For a brief moment as I write this, I am drawn away with the thoughts that maybe Christian didn’t finish his food and there will be a small taste left waiting for me in the kitchen. Which is a funny thought and most likely attests to the beguiling of this recipe because he is years past those days when he couldn’t finish his food and is why we now affectionately refer to him as “Arm and a leg,” since feeding him is now costing me an arm and a leg.
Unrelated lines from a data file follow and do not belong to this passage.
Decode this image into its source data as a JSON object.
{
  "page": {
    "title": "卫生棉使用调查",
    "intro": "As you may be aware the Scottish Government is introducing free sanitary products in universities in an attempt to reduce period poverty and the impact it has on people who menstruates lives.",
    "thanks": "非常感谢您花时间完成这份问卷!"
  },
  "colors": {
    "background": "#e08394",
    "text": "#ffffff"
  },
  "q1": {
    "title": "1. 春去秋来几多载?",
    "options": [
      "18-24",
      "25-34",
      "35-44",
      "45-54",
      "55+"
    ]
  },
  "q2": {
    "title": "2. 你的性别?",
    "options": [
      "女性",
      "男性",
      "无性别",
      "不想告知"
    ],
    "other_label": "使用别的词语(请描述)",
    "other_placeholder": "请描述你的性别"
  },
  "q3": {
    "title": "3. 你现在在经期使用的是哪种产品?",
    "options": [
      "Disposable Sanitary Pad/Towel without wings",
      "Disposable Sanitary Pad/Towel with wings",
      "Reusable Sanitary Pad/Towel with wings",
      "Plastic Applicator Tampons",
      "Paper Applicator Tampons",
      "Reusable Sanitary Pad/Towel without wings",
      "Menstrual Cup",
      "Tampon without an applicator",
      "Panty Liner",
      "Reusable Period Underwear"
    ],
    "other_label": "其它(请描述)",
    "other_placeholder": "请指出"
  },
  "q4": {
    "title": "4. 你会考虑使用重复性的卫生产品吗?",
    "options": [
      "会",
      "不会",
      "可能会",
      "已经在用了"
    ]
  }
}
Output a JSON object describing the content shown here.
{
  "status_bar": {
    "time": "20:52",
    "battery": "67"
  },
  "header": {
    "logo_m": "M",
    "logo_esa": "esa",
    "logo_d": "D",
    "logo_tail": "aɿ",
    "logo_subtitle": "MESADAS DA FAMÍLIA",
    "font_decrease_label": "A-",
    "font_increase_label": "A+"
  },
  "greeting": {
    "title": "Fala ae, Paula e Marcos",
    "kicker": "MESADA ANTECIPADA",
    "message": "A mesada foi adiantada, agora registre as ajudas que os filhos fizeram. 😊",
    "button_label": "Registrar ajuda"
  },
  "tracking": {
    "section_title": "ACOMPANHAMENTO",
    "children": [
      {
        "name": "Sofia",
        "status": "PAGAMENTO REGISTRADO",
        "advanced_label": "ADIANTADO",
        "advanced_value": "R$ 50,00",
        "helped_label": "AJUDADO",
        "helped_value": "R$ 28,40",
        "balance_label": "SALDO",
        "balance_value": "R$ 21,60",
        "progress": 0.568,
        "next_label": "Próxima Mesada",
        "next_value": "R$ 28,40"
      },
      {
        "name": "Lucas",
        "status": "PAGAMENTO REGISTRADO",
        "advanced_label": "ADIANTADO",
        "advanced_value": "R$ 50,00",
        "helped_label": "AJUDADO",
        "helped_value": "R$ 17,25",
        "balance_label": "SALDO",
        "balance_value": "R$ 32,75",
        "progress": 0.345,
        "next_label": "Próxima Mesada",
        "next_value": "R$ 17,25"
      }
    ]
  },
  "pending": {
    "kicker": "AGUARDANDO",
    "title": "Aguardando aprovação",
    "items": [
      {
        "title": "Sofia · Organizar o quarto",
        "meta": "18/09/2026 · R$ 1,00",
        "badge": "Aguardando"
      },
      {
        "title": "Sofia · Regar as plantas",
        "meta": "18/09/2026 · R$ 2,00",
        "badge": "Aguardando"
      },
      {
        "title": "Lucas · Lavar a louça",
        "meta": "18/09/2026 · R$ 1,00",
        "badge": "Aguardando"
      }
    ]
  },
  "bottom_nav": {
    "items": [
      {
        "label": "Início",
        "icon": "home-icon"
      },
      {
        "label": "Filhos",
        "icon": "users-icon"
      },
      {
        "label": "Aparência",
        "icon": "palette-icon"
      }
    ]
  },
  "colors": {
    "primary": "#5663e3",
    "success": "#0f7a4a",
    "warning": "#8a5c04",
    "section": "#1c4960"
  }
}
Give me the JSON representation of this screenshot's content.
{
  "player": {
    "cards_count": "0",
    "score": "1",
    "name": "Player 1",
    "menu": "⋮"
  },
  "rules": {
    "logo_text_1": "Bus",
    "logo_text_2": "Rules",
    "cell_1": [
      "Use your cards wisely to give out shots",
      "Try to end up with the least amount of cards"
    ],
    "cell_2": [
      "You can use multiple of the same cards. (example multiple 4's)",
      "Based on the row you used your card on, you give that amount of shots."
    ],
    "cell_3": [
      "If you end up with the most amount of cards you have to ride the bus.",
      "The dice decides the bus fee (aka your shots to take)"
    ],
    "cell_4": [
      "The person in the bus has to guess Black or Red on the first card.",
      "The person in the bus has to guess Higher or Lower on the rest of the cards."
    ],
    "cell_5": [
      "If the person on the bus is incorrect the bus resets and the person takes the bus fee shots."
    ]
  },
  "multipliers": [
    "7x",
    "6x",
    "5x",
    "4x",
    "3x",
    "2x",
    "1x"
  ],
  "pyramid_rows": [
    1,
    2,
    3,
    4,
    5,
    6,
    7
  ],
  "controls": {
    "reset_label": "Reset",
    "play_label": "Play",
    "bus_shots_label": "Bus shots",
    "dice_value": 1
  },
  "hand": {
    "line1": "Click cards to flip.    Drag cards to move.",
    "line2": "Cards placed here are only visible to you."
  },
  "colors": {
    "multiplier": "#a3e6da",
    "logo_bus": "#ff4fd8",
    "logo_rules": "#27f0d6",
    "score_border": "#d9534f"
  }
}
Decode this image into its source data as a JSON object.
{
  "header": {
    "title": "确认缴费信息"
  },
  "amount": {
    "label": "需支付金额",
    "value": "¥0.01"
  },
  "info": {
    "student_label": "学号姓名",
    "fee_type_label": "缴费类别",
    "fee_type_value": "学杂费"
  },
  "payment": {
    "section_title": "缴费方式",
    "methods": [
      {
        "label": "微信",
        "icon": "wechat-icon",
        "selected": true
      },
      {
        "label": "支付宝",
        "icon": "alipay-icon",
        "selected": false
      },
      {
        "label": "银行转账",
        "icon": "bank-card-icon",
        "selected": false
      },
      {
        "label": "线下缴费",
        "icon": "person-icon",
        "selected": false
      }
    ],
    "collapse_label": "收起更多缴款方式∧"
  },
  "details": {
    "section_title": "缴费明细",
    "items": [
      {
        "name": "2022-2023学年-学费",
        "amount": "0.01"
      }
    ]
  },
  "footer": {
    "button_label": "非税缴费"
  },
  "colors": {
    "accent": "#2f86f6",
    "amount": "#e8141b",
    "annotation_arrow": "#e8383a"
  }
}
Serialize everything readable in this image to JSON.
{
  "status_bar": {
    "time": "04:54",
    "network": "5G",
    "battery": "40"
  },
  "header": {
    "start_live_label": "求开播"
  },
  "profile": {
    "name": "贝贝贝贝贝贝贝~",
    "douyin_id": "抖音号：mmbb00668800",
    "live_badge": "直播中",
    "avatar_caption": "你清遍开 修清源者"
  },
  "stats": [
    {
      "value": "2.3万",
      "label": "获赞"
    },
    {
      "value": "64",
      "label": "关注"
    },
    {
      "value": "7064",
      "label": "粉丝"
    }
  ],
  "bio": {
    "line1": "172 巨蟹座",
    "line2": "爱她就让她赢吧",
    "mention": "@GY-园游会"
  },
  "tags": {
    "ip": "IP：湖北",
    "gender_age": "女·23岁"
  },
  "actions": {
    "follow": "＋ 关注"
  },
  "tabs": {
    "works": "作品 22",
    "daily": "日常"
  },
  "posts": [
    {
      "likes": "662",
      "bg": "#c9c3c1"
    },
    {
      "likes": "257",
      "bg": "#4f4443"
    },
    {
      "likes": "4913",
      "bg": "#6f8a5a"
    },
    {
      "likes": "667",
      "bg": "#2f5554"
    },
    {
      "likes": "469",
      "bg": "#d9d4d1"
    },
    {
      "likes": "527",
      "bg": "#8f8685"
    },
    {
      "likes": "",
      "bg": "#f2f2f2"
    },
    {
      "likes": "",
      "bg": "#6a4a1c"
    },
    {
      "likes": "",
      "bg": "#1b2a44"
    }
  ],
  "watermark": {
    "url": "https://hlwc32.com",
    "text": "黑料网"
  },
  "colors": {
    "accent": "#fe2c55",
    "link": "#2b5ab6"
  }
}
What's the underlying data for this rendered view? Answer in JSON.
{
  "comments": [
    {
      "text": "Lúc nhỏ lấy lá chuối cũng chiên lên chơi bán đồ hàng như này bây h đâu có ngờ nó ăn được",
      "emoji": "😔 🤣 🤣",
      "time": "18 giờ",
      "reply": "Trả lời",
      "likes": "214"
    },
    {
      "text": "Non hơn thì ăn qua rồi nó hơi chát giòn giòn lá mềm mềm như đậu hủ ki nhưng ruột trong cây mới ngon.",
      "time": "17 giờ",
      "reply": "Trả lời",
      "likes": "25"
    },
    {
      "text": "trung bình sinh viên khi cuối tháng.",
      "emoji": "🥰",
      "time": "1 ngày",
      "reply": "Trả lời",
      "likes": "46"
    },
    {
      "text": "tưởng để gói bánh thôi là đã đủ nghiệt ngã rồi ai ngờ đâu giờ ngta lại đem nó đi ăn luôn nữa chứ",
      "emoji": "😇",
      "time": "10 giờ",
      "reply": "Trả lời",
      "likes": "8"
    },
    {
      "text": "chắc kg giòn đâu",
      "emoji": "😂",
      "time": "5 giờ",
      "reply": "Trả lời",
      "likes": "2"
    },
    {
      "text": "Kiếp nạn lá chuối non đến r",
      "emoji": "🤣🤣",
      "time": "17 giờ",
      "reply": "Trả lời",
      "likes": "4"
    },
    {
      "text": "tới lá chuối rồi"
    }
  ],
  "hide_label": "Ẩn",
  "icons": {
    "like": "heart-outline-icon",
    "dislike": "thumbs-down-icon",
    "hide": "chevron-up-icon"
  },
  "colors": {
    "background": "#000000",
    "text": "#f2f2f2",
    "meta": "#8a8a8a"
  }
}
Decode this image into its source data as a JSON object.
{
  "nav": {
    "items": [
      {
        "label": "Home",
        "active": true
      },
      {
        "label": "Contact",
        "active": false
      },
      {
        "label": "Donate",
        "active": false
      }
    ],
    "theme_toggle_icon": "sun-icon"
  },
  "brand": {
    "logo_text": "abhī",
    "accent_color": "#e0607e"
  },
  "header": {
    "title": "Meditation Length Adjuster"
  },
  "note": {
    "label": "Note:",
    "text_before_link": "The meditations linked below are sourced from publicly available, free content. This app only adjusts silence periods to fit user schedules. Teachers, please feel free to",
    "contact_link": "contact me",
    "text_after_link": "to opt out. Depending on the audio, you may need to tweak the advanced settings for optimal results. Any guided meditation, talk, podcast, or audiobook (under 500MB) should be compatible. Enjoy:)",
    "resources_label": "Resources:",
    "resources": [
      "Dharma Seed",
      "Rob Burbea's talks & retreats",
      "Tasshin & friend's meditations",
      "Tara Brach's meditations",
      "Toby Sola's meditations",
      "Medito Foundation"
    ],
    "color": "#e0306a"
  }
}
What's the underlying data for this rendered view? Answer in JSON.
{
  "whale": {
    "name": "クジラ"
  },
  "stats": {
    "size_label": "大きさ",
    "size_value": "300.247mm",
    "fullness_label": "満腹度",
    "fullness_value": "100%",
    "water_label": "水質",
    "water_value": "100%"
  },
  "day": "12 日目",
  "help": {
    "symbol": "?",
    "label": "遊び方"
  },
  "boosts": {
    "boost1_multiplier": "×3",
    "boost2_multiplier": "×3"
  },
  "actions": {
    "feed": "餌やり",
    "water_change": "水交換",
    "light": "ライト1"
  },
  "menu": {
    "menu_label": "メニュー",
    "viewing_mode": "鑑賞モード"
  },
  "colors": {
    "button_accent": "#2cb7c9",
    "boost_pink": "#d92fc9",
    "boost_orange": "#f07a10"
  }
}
Given the meager ingredients of this dish I am left to imagine money was an issue and the something-for-nothing-concept might’ve made it’s debut right there in the house of ill repute. Because if ever a meal mimics that concept so well it is this dish. Regardless of the harmless drama this recipe’s history boasts, its richness exemplifies “old Italy” (something) and the cost to make this classy alluring meal is next to (nothing). Simple classy!
Puttanesca Pasta
By Published: September 20, 2011
- Yield: 4 Servings
- Prep: 10 mins
A flavorable pasta suitable for any occasion and one I want to enjoy right now as I write this summary.
Ingredients
- 1/2 lb. spaghetti or angel hair pasta angel hair is quicker
- 1 14 oz. can diced tomatoes
- 1/2 tsp. sugar
- 3 T. olive oil
- 1 small can of black olives sliced
- 3 T. capers
- 4 anchovies chopped (I promise you only taste depth no fishy taste at all)
- 3 cloves garlic minced
- 1/2 onion chopped
- 1 tsp. red pepper
- fresh basil leaves torn
- fresh parmesan cheese shaved
- 1 lemon juiced
Instructions
- Cook the spaghetti according to package. While that is cooking, in a large stock pan drizzle with olive oil and add the garlic and onions over medium high heat. Allow to saute for a few minutes. Now, add the tomatoes. Cook for about 3 minutes and then add the anchovies. Cook for another 3 minutes. Add the red pepper, capers, black olives, sugar, and lemon juice. Toss in the pasta and garnish with basil and parmesan cheese.